La juzgadora concedió previamente una suspensión definitiva, con el propósito de que la SIEDO se pronuncie sobre la solicitud de Ángeles, quien pidió por escrito comprobar las imputaciones; sin embargo, la subprocuraduría no respondió la instrucción del órgano de impartición de justicia.

"Tramítese el incidente de violación a la suspensión, cuya finalidad es determinar si existió violación a la suspensión definitiva por parte de las autoridades responsables y dejar definida y, en su caso, fincada, la responsabilidad de la o de las autoridades que hayan incurrido en la violación a la suspensión definitiva", dice el resolutivo.

Mora instruyó entregarle a la SIEDO una copia de la denuncia de violación a la suspensión, promovida por el General, y le dio tres días para responder. Si lo estima necesario, la juez citará a las partes, dice su fallo en el amparo 653/2012.

Este litigio, que podría establecer que la SIEDO incurrió en desacato a una orden judicial, tiene su origen en un amparo que promovió Ángeles para solicitar que el Ministerio Público tramitara diversas pruebas que ofreció en su descargo, para demostrar la autenticidad de las acusaciones de los testigos protegidos "Jennifer" y Sergio Villarreal, "El Grande", quienes señalan al General de colaborar con los Beltrán Leyva.

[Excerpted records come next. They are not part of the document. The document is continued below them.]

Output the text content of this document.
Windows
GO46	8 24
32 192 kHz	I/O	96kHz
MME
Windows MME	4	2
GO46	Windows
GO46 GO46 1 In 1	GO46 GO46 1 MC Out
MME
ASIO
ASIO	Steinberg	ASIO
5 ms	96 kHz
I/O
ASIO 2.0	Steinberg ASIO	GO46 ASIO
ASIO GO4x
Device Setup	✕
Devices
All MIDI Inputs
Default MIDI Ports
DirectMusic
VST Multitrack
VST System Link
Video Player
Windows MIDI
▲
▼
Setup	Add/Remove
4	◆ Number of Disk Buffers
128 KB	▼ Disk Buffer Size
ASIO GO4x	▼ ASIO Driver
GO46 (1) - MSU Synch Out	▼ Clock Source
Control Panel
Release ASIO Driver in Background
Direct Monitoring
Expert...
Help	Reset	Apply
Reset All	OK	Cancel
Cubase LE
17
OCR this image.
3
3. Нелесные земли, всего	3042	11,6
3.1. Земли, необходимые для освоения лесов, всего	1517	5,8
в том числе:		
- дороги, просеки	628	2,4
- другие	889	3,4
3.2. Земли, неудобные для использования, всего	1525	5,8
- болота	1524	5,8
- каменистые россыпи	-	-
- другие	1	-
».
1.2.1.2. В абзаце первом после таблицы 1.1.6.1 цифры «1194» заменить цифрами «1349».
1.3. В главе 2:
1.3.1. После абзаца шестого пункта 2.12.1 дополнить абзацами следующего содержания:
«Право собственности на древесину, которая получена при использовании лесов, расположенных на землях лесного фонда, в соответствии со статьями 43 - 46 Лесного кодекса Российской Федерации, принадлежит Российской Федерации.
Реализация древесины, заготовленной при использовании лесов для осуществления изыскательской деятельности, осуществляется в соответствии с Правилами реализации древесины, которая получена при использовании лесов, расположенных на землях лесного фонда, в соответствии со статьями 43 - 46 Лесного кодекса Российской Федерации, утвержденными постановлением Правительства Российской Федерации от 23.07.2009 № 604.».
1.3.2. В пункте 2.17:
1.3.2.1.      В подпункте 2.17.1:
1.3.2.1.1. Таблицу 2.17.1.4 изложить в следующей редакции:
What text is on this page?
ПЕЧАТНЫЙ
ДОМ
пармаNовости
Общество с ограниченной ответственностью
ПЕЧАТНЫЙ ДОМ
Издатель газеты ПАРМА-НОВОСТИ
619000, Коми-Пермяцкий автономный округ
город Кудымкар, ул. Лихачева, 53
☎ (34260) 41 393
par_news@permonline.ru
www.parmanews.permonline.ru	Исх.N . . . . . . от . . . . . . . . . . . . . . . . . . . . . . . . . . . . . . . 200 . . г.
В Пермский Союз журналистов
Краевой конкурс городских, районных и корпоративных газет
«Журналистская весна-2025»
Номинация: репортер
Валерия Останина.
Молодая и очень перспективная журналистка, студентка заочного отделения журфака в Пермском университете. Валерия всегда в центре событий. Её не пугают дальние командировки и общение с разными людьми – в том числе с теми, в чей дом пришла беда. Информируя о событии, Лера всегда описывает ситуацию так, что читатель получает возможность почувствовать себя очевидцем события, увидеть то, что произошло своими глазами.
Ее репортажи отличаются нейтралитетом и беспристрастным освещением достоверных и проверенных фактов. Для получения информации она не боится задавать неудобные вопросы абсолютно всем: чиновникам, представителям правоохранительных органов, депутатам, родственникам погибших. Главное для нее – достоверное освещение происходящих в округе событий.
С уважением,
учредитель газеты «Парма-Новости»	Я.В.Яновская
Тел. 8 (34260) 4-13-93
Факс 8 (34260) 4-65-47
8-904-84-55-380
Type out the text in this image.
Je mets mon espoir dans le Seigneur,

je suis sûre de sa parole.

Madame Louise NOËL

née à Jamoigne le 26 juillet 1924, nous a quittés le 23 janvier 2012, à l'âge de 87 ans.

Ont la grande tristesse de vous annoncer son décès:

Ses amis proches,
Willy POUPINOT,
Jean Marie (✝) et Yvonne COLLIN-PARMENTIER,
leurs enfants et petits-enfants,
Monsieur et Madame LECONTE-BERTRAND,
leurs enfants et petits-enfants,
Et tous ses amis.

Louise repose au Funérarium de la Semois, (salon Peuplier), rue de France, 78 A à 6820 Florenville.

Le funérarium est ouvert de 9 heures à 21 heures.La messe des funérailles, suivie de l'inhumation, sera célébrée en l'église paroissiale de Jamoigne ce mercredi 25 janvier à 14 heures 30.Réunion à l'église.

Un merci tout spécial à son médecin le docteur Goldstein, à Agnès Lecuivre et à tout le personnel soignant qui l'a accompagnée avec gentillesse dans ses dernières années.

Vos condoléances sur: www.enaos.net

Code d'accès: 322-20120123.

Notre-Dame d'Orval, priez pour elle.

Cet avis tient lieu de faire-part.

Solicitó que la dependencia pidiera a la administración de Perisur los videos de seguridad de junio de 2008, cuando los testigos dicen que fueron por él al centro comercial, para llevarlo a una reunión con narcos.

Pidió también conseguir los reportes del Instituto Nacional de Migración sobre sus ingresos y salidas del país, así como los informes de sus cuentas financieras, en manos de la Comisión Nacional Bancaria y de Valores.

La defensa de Ángeles pretende evidenciar que en junio de 2008 estuvo en Alemania y que no cuenta con un amplio patrimonio, como lo dicen los testigos, que aseguran haberlo sobornado con mensualidades de 500 mil dólares.